Since you mentioned the Turbo List, I'm guessing that you got into the Turbo after it was discontinued.
Did the Turbo Mailing List actually exist before the Turbo was discontinued? When I got on it the newest games were Sapphire and Working Love. It was dead in the US, or as good as dead. I guess I really don't know how far back it went, but I was assuming 1994 or so.
As for the OP's question, yeah, big time. My first system was a US Duo. I bought it for CD games so I played CD games.

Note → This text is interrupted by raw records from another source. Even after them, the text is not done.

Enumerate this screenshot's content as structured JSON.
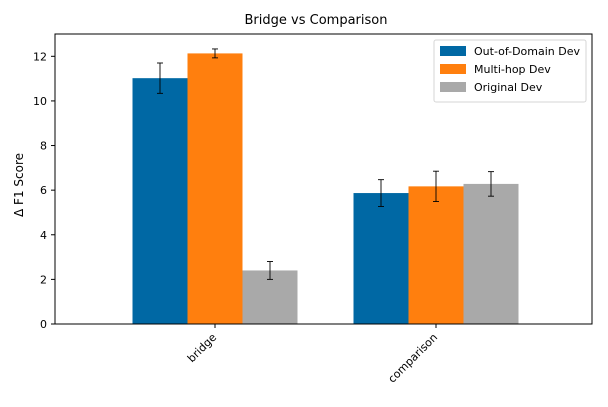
{
  "chart_data": {
    "type": "bar",
    "title": "Bridge vs Comparison",
    "xlabel": "",
    "ylabel": "Δ F1 Score",
    "categories": [
      "bridge",
      "comparison"
    ],
    "ylim": [
      0,
      13
    ],
    "yticks": [
      0,
      2,
      4,
      6,
      8,
      10,
      12
    ],
    "grid": false,
    "legend_position": "top-right",
    "series": [
      {
        "name": "Out-of-Domain Dev",
        "color": "#0068a4",
        "values": [
          11.02,
          5.87
        ],
        "errors": [
          0.68,
          0.6
        ]
      },
      {
        "name": "Multi-hop Dev",
        "color": "#ff7f0e",
        "values": [
          12.13,
          6.17
        ],
        "errors": [
          0.2,
          0.68
        ]
      },
      {
        "name": "Original Dev",
        "color": "#a9a9a9",
        "values": [
          2.4,
          6.28
        ],
        "errors": [
          0.4,
          0.55
        ]
      }
    ]
  }
}
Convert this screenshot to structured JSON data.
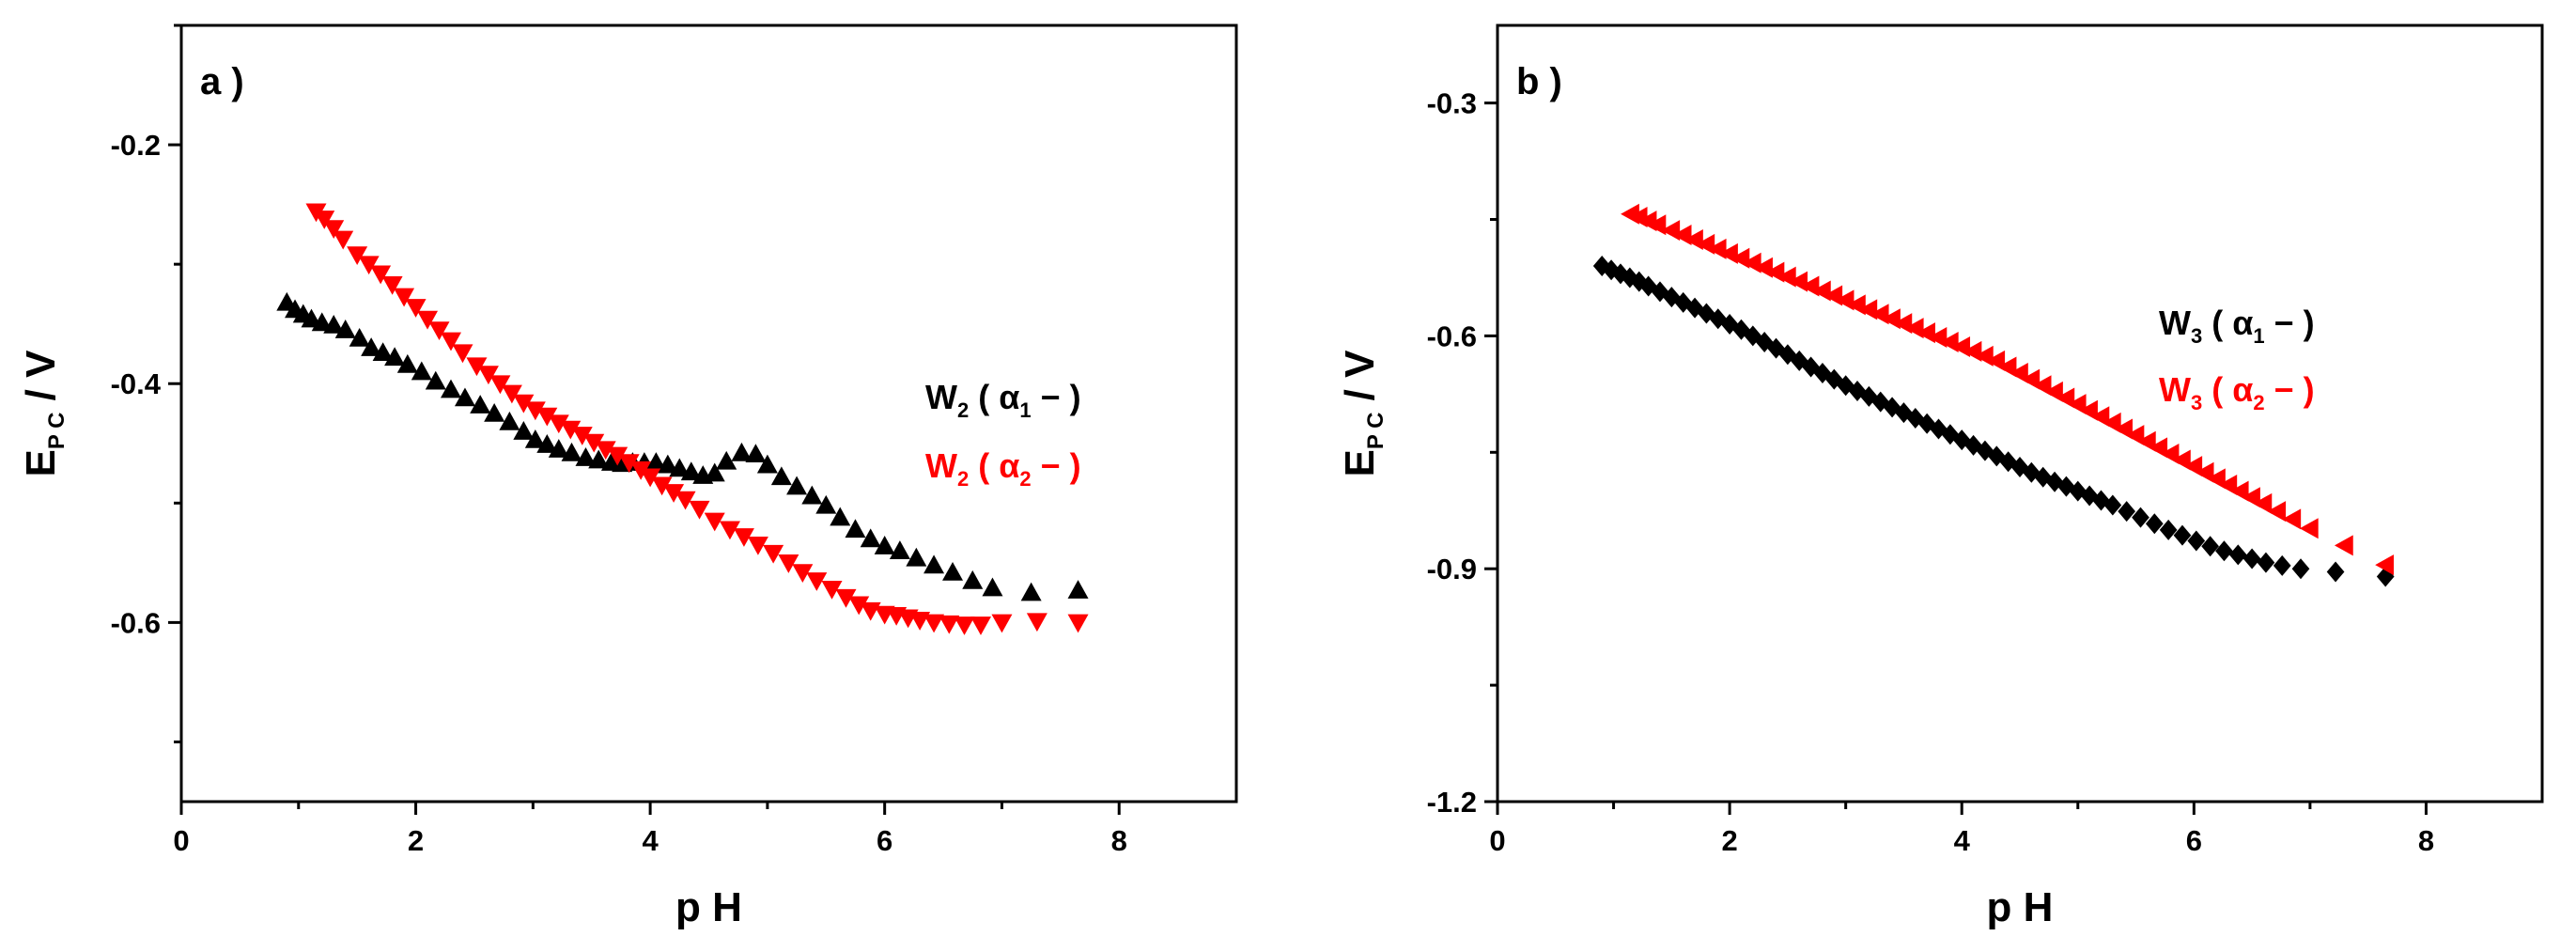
{
  "chart_data": [
    {
      "type": "scatter",
      "panel_label": "a )",
      "xlabel": "p H",
      "ylabel": {
        "main": "E",
        "sub": "P C",
        "tail": " / V"
      },
      "xlim": [
        0,
        9
      ],
      "ylim": [
        -0.75,
        -0.1
      ],
      "xticks": [
        0,
        2,
        4,
        6,
        8
      ],
      "xtick_labels": [
        "0",
        "2",
        "4",
        "6",
        "8"
      ],
      "yticks": [
        -0.2,
        -0.4,
        -0.6
      ],
      "ytick_labels": [
        "-0.2",
        "-0.4",
        "-0.6"
      ],
      "ytick_minor": [
        -0.1,
        -0.3,
        -0.5,
        -0.7
      ],
      "legend": {
        "placement": "right"
      },
      "series": [
        {
          "name": "W2(α1−)",
          "label": {
            "main": "W",
            "sub1": "2",
            "open": " ( α",
            "sub2": "1",
            "close": " − )"
          },
          "color": "#000000",
          "marker": "triangle-up",
          "x": [
            0.9,
            0.97,
            1.04,
            1.11,
            1.2,
            1.3,
            1.4,
            1.52,
            1.62,
            1.72,
            1.82,
            1.93,
            2.05,
            2.17,
            2.3,
            2.42,
            2.55,
            2.67,
            2.8,
            2.92,
            3.02,
            3.12,
            3.22,
            3.33,
            3.45,
            3.56,
            3.67,
            3.76,
            3.85,
            3.95,
            4.05,
            4.15,
            4.25,
            4.35,
            4.45,
            4.55,
            4.65,
            4.78,
            4.9,
            5.0,
            5.12,
            5.25,
            5.38,
            5.5,
            5.62,
            5.75,
            5.88,
            6.0,
            6.13,
            6.27,
            6.42,
            6.58,
            6.75,
            6.92,
            7.25,
            7.65
          ],
          "y": [
            -0.332,
            -0.338,
            -0.342,
            -0.346,
            -0.349,
            -0.351,
            -0.355,
            -0.362,
            -0.37,
            -0.374,
            -0.378,
            -0.384,
            -0.39,
            -0.398,
            -0.405,
            -0.412,
            -0.418,
            -0.425,
            -0.432,
            -0.44,
            -0.447,
            -0.451,
            -0.455,
            -0.458,
            -0.462,
            -0.464,
            -0.466,
            -0.467,
            -0.466,
            -0.466,
            -0.466,
            -0.468,
            -0.471,
            -0.474,
            -0.477,
            -0.475,
            -0.465,
            -0.458,
            -0.459,
            -0.468,
            -0.478,
            -0.486,
            -0.494,
            -0.502,
            -0.512,
            -0.522,
            -0.53,
            -0.536,
            -0.54,
            -0.546,
            -0.552,
            -0.558,
            -0.565,
            -0.571,
            -0.575,
            -0.573
          ]
        },
        {
          "name": "W2(α2−)",
          "label": {
            "main": "W",
            "sub1": "2",
            "open": " ( α",
            "sub2": "2",
            "close": " − )"
          },
          "color": "#ff0000",
          "marker": "triangle-down",
          "x": [
            1.15,
            1.22,
            1.3,
            1.38,
            1.5,
            1.6,
            1.7,
            1.8,
            1.9,
            2.0,
            2.1,
            2.2,
            2.3,
            2.4,
            2.52,
            2.62,
            2.72,
            2.82,
            2.92,
            3.02,
            3.12,
            3.22,
            3.32,
            3.42,
            3.52,
            3.62,
            3.72,
            3.82,
            3.92,
            4.0,
            4.1,
            4.2,
            4.3,
            4.42,
            4.55,
            4.68,
            4.8,
            4.92,
            5.05,
            5.18,
            5.3,
            5.42,
            5.55,
            5.67,
            5.78,
            5.88,
            6.0,
            6.1,
            6.2,
            6.3,
            6.42,
            6.55,
            6.68,
            6.82,
            7.0,
            7.3,
            7.65
          ],
          "y": [
            -0.256,
            -0.262,
            -0.27,
            -0.279,
            -0.292,
            -0.3,
            -0.308,
            -0.317,
            -0.327,
            -0.336,
            -0.346,
            -0.355,
            -0.364,
            -0.374,
            -0.385,
            -0.392,
            -0.4,
            -0.408,
            -0.416,
            -0.422,
            -0.427,
            -0.433,
            -0.438,
            -0.443,
            -0.449,
            -0.455,
            -0.46,
            -0.466,
            -0.472,
            -0.478,
            -0.485,
            -0.491,
            -0.497,
            -0.505,
            -0.515,
            -0.522,
            -0.528,
            -0.535,
            -0.542,
            -0.55,
            -0.558,
            -0.565,
            -0.572,
            -0.579,
            -0.585,
            -0.59,
            -0.593,
            -0.594,
            -0.596,
            -0.598,
            -0.6,
            -0.601,
            -0.602,
            -0.602,
            -0.6,
            -0.599,
            -0.6
          ]
        }
      ]
    },
    {
      "type": "scatter",
      "panel_label": "b )",
      "xlabel": "p H",
      "ylabel": {
        "main": "E",
        "sub": "P C",
        "tail": " / V"
      },
      "xlim": [
        0,
        9
      ],
      "ylim": [
        -1.2,
        -0.2
      ],
      "xticks": [
        0,
        2,
        4,
        6,
        8
      ],
      "xtick_labels": [
        "0",
        "2",
        "4",
        "6",
        "8"
      ],
      "yticks": [
        -0.3,
        -0.6,
        -0.9,
        -1.2
      ],
      "ytick_labels": [
        "-0.3",
        "-0.6",
        "-0.9",
        "-1.2"
      ],
      "ytick_minor": [
        -0.45,
        -0.75,
        -1.05
      ],
      "legend": {
        "placement": "right"
      },
      "series": [
        {
          "name": "W3(α1−)",
          "label": {
            "main": "W",
            "sub1": "3",
            "open": " ( α",
            "sub2": "1",
            "close": " − )"
          },
          "color": "#000000",
          "marker": "diamond",
          "x": [
            0.9,
            0.98,
            1.06,
            1.14,
            1.22,
            1.3,
            1.4,
            1.5,
            1.6,
            1.7,
            1.8,
            1.9,
            2.0,
            2.1,
            2.2,
            2.3,
            2.4,
            2.5,
            2.6,
            2.7,
            2.8,
            2.9,
            3.0,
            3.1,
            3.2,
            3.3,
            3.4,
            3.5,
            3.6,
            3.7,
            3.8,
            3.9,
            4.0,
            4.1,
            4.2,
            4.3,
            4.4,
            4.5,
            4.6,
            4.7,
            4.8,
            4.9,
            5.0,
            5.1,
            5.2,
            5.3,
            5.42,
            5.54,
            5.66,
            5.78,
            5.9,
            6.02,
            6.14,
            6.26,
            6.38,
            6.5,
            6.62,
            6.76,
            6.92,
            7.22,
            7.65
          ],
          "y": [
            -0.51,
            -0.515,
            -0.52,
            -0.525,
            -0.53,
            -0.536,
            -0.543,
            -0.55,
            -0.557,
            -0.564,
            -0.571,
            -0.578,
            -0.585,
            -0.592,
            -0.6,
            -0.608,
            -0.616,
            -0.624,
            -0.632,
            -0.64,
            -0.648,
            -0.656,
            -0.664,
            -0.671,
            -0.678,
            -0.685,
            -0.692,
            -0.699,
            -0.706,
            -0.713,
            -0.72,
            -0.727,
            -0.734,
            -0.741,
            -0.748,
            -0.755,
            -0.762,
            -0.769,
            -0.776,
            -0.782,
            -0.788,
            -0.794,
            -0.8,
            -0.806,
            -0.812,
            -0.818,
            -0.826,
            -0.834,
            -0.842,
            -0.85,
            -0.857,
            -0.864,
            -0.871,
            -0.877,
            -0.882,
            -0.887,
            -0.892,
            -0.896,
            -0.9,
            -0.904,
            -0.91
          ]
        },
        {
          "name": "W3(α2−)",
          "label": {
            "main": "W",
            "sub1": "3",
            "open": " ( α",
            "sub2": "2",
            "close": " − )"
          },
          "color": "#ff0000",
          "marker": "triangle-left",
          "x": [
            1.15,
            1.22,
            1.3,
            1.38,
            1.5,
            1.6,
            1.7,
            1.8,
            1.9,
            2.0,
            2.1,
            2.2,
            2.3,
            2.4,
            2.5,
            2.6,
            2.7,
            2.8,
            2.9,
            3.0,
            3.1,
            3.2,
            3.3,
            3.4,
            3.5,
            3.6,
            3.7,
            3.8,
            3.9,
            4.0,
            4.1,
            4.2,
            4.3,
            4.4,
            4.5,
            4.6,
            4.7,
            4.8,
            4.9,
            5.0,
            5.1,
            5.2,
            5.3,
            5.4,
            5.5,
            5.6,
            5.7,
            5.8,
            5.9,
            6.0,
            6.1,
            6.2,
            6.3,
            6.4,
            6.5,
            6.6,
            6.72,
            6.85,
            7.0,
            7.3,
            7.65
          ],
          "y": [
            -0.443,
            -0.447,
            -0.452,
            -0.457,
            -0.464,
            -0.47,
            -0.476,
            -0.482,
            -0.488,
            -0.494,
            -0.5,
            -0.506,
            -0.512,
            -0.518,
            -0.524,
            -0.53,
            -0.536,
            -0.542,
            -0.548,
            -0.554,
            -0.56,
            -0.566,
            -0.572,
            -0.578,
            -0.584,
            -0.59,
            -0.596,
            -0.602,
            -0.608,
            -0.614,
            -0.62,
            -0.626,
            -0.632,
            -0.64,
            -0.648,
            -0.656,
            -0.664,
            -0.672,
            -0.68,
            -0.688,
            -0.696,
            -0.704,
            -0.712,
            -0.72,
            -0.728,
            -0.736,
            -0.744,
            -0.752,
            -0.76,
            -0.768,
            -0.776,
            -0.784,
            -0.792,
            -0.8,
            -0.808,
            -0.816,
            -0.826,
            -0.836,
            -0.848,
            -0.87,
            -0.895
          ]
        }
      ]
    }
  ]
}
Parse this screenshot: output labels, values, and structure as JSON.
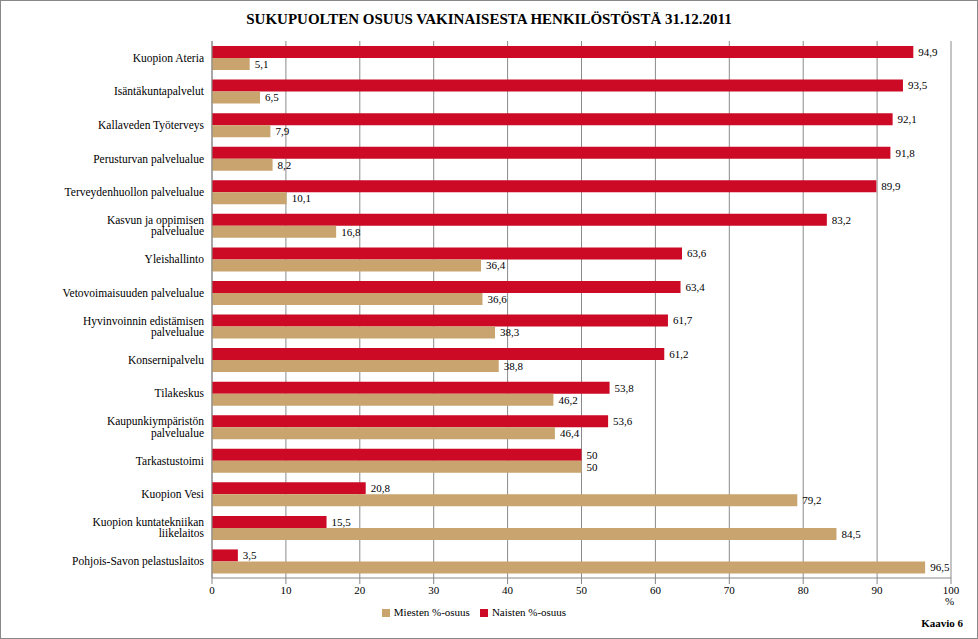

Eventually I realized that the transition to CD was more than just the medium. To me there are three district periods of PCE games:
1) The Salad Days: mostly action games and many are arcade conversions. Mostly HuCard. There are a lot of really basic games from this period, but also some extraordinary awesome stuff like CRUSH!
2) The Renaissance: The PCE really finds its legs. Dracula X, Tengai 2, Spriggen. Mostly Super CD with a few Hu and ACDs. A huge shift towards sims and RPGs, but still a fair amount of shooters. Not a lot of HuCards.
3) The Otaku Ghetto: An almost total focus on sims and RPGs, mostly sims. Almost no HuCards (far to expensive to manufacture at this point and the few PCE fans all had CDROM2s by now).
So basically, as the system got older, things moved more to CD. This lead to more games that were better suited to doing things with CD that SFC couldn't do with cart (play Emerald Dragon or Flash Hiders on SFC, seriously, they are shadows) but that led away from action. By the time the PCE died it had become...well, its no secret as to why the PC-FX turned out the way it did. It wasn't a good sequel to PCE in 1987, but it was pretty spot on for a sequel to PCE circa 1994. (i.e.: you push I to advance the text...a lot).
So while I appreciate the "multi-media" content of CD games, if I want a quality action game I need to consider HuCards. The entire Soldier series for example, and all the "real" Bombermans are only on HuCard. You absolutely need HuCard, big time, for the entire PCE experience...although I didn't see it when the stuff was new.